Good question, perhaps it makes sense to remove the accept_idna argument and not support excluding IDNA domain names for now. Then if someone has a use case this can be raised in a new ticket?
Nina - what do you think?
comment:19 by , 18 months ago
| Patch needs improvement: | set |
|---|
(open question as to whether we should drop accept_idna)
follow-up: 21 comment:20 by , 18 months ago
The reason for adding accept_idna had nothing to do with how "modern" the format was. It's a way to allow the developer to enforce ascii names.
Although python beautifully supports UTF, the developer is often required to handle non-ascii characters specially. For example, when checking their length, or storing them somewhere, or serializing them to somewhere else. The exceeding rarity of IDNA causes many to assume the domain is ASCII, only to run into exception later in production.
If nothing else, the presence of the accept_idna option forces the developer to think whether that's a relevant case for them, and what to do about it.

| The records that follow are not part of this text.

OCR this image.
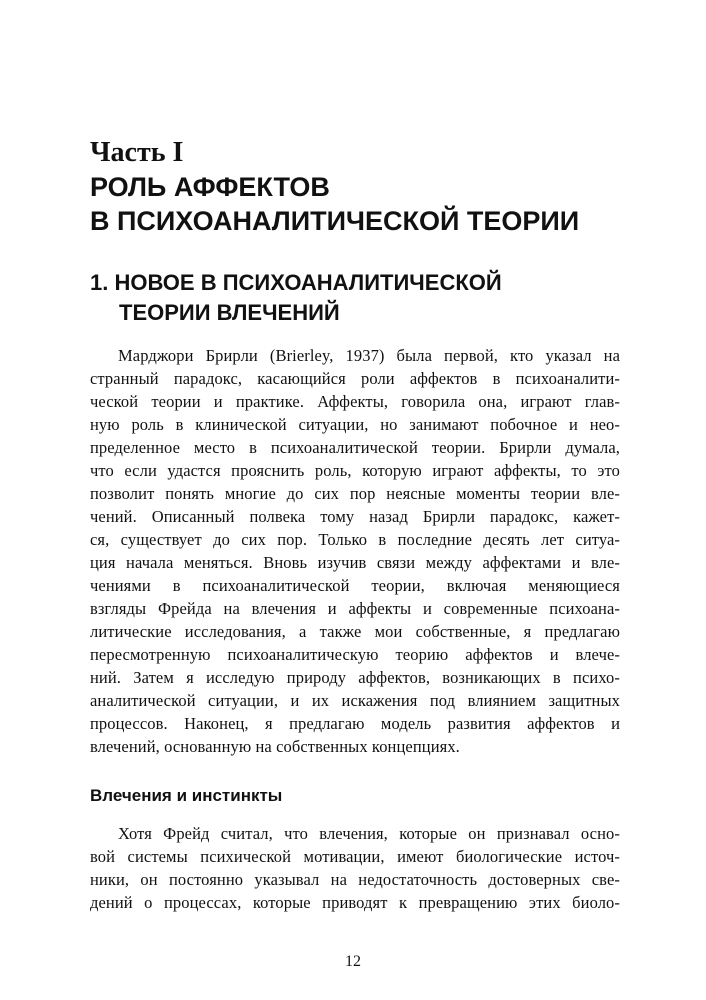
Часть I
РОЛЬ АФФЕКТОВ
В ПСИХОАНАЛИТИЧЕСКОЙ ТЕОРИИ
1. НОВОЕ В ПСИХОАНАЛИТИЧЕСКОЙ
ТЕОРИИ ВЛЕЧЕНИЙ
Марджори Брирли (Brierley, 1937) была первой, кто указал на
странный парадокс, касающийся роли аффектов в психоаналити-
ческой теории и практике. Аффекты, говорила она, играют глав-
ную роль в клинической ситуации, но занимают побочное и нео-
пределенное место в психоаналитической теории. Брирли думала,
что если удастся прояснить роль, которую играют аффекты, то это
позволит понять многие до сих пор неясные моменты теории вле-
чений. Описанный полвека тому назад Брирли парадокс, кажет-
ся, существует до сих пор. Только в последние десять лет ситуа-
ция начала меняться. Вновь изучив связи между аффектами и вле-
чениями в психоаналитической теории, включая меняющиеся
взгляды Фрейда на влечения и аффекты и современные психоана-
литические исследования, а также мои собственные, я предлагаю
пересмотренную психоаналитическую теорию аффектов и влече-
ний. Затем я исследую природу аффектов, возникающих в психо-
аналитической ситуации, и их искажения под влиянием защитных
процессов. Наконец, я предлагаю модель развития аффектов и
влечений, основанную на собственных концепциях.
Влечения и инстинкты
Хотя Фрейд считал, что влечения, которые он признавал осно-
вой системы психической мотивации, имеют биологические источ-
ники, он постоянно указывал на недостаточность достоверных све-
дений о процессах, которые приводят к превращению этих биоло-
12
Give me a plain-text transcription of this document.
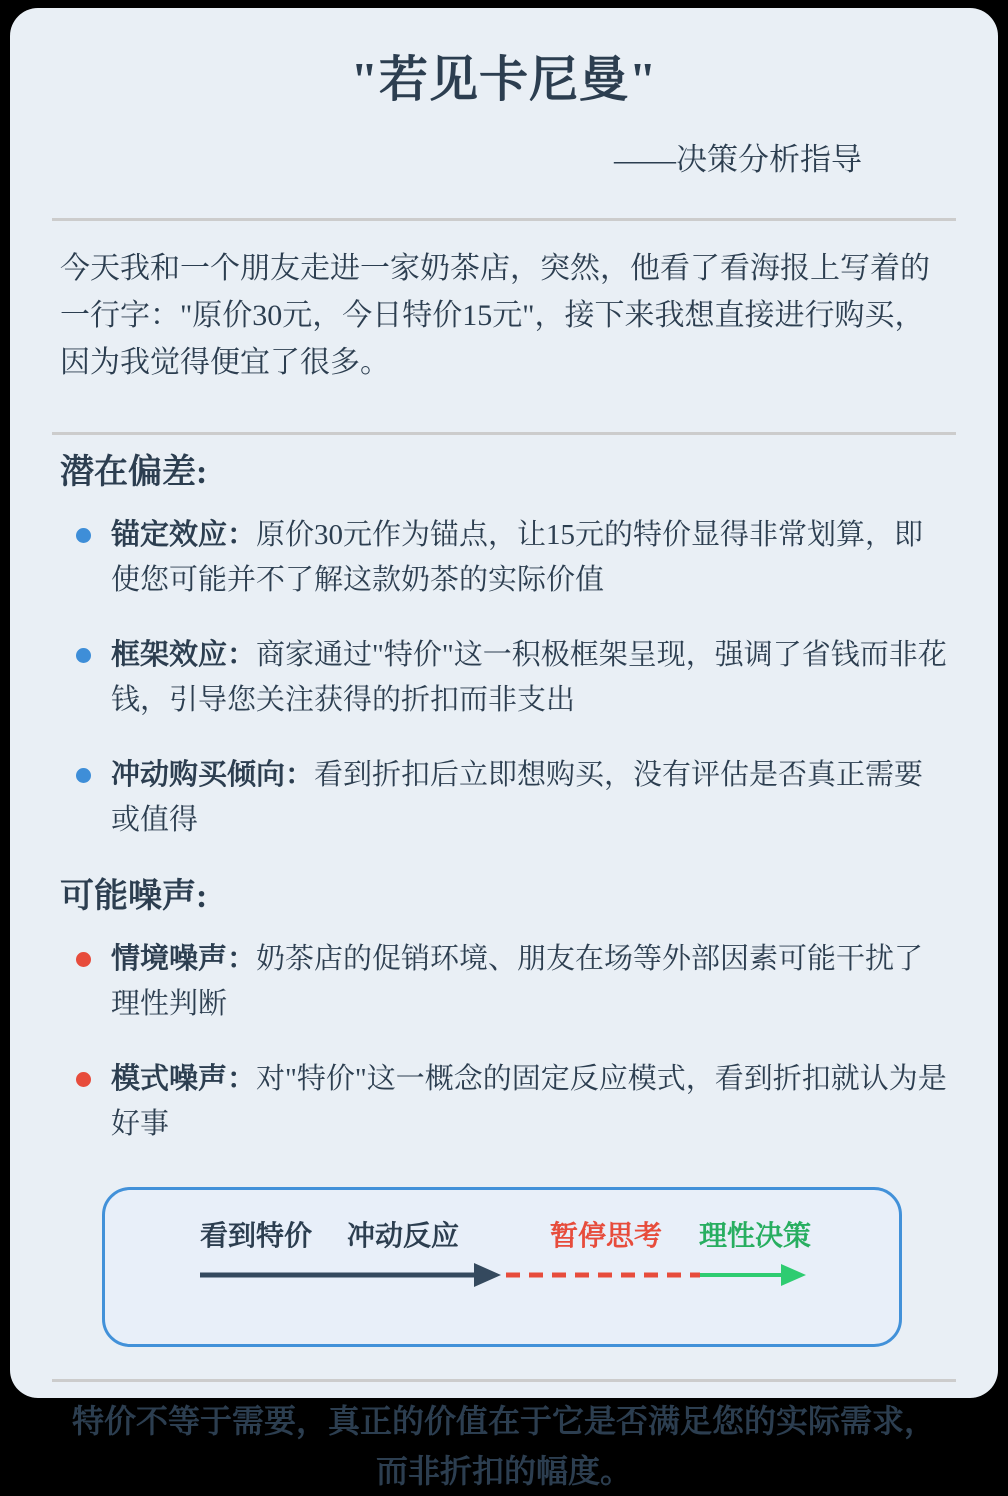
"若见卡尼曼"
——决策分析指导

今天我和一个朋友走进一家奶茶店，突然，他看了看海报上写着的一行字："原价30元，今日特价15元"，接下来我想直接进行购买，因为我觉得便宜了很多。

潜在偏差:
锚定效应：原价30元作为锚点，让15元的特价显得非常划算，即使您可能并不了解这款奶茶的实际价值
框架效应：商家通过"特价"这一积极框架呈现，强调了省钱而非花钱，引导您关注获得的折扣而非支出
冲动购买倾向：看到折扣后立即想购买，没有评估是否真正需要或值得
可能噪声:
情境噪声：奶茶店的促销环境、朋友在场等外部因素可能干扰了理性判断
模式噪声：对"特价"这一概念的固定反应模式，看到折扣就认为是好事
看到特价 冲动反应	暂停思考 理性决策

特价不等于需要，真正的价值在于它是否满足您的实际需求，而非折扣的幅度。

I wouldn't necessarily consider adding it if the patch was without, but I certainly see value in keeping it now it's already there.
PS: I'm the original submitter. Trac wouldn't send me a reset-password link.
comment:21 by , 18 months ago
| Patch needs improvement: | unset |
|---|---|
| Triage Stage: | Accepted → Ready for checkin |
Replying to michele:
I wouldn't necessarily consider adding it if the patch was without, but I certainly see value in keeping it now it's already there.
PS: I'm the original submitter. Trac wouldn't send me a reset-password link.
Thank you for your input. In which case, I am marking the patch as "Ready for checkin".
I think it is a good idea to centralize domain name validation. I detected at least three points where we could use this validator (django/core/mail/message.py, django/core/validators.py (URLValidator), django/utils/html.py).
For DRY reasons, the domain regex part should be shared with URLValidator. In
__init__, just useself.accept_idna = kwargs.pop('accept_idna', True)